Scholastica
- Industry: Academic Publishing
- Founded: 2012 in Chicago, Illinois, United States
- Founders: Brian Cody, Rob Walsh, and Cory Schires
- Number of employees: 13
- Website: scholasticahq.com

= Scholastica (company) =

Academic journal platform

Scholastica is a web-based software platform for managing academic journals with integrated peer review and open access publishing tools.

==History==
Scholastica was founded in 2012 by Brian Cody, Rob Walsh, and Cory Schires, who met while they were graduate students at the University of Chicago. In May 2014, Scholastica acquired $510,000 in seed funding from investors.

==Product==
Scholastica offers three main products: a journal peer review management system, a single-source article production service, and an open access journal publishing platform with built-in analytics and archiving and discovery service integrations. Scholastica customers include journals in the humanities, social sciences, and STEM, as well as student-run law reviews.

==Academic publishing==
In March 2016 Discrete Analysis, an arXiv overlay journal launched by Fields Medalist Sir Timothy Gowers, started using Scholastica for both Peer review and Open Access publishing.

==Open access==
Scholastica is a supporter of the open access movement. Scholastica has worked with open access advocates like Björn Brembs, Ulrich Herb, Stevan Harnad and others to create open access resources for the academic community.

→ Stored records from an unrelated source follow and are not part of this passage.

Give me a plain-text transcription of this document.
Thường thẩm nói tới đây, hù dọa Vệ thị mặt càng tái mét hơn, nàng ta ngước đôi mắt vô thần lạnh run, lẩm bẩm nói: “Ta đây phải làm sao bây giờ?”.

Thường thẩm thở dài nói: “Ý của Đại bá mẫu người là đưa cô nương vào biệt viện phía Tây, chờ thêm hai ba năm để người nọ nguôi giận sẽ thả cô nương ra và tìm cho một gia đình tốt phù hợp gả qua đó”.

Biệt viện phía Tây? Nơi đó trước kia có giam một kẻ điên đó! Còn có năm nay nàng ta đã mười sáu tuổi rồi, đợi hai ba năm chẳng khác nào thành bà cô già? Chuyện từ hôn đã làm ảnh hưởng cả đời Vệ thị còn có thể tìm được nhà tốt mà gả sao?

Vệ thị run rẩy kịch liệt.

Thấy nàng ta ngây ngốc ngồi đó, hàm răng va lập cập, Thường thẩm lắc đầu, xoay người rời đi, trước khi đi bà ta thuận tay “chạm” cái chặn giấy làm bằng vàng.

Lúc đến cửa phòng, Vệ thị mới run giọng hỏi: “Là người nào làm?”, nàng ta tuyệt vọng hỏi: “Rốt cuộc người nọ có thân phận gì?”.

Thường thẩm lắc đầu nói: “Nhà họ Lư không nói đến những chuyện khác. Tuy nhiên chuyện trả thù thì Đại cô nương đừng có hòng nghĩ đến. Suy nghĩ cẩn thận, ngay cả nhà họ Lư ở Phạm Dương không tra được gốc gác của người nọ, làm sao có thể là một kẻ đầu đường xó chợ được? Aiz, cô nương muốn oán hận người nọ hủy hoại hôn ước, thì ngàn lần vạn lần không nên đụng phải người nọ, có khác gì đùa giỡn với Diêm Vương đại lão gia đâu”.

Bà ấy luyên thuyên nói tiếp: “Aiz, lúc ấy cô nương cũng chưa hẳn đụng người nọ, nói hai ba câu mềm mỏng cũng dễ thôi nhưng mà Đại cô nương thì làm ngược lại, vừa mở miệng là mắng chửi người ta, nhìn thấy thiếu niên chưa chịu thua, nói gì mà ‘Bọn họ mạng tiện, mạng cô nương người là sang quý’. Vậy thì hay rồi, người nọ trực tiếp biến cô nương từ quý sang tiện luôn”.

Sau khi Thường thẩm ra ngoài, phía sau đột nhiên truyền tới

Scholastica has been referenced by scholars including, Mark C. Wilson, as a software and service-based open access publishing option that could lower publishing costs by “at least 75% of current payments.”

==Typesetting service==
In February 2018, Scholastica launched a new typesetting service for open access journals that uses technology to generate HTML, PDF, and full-text XML articles from DOCX files.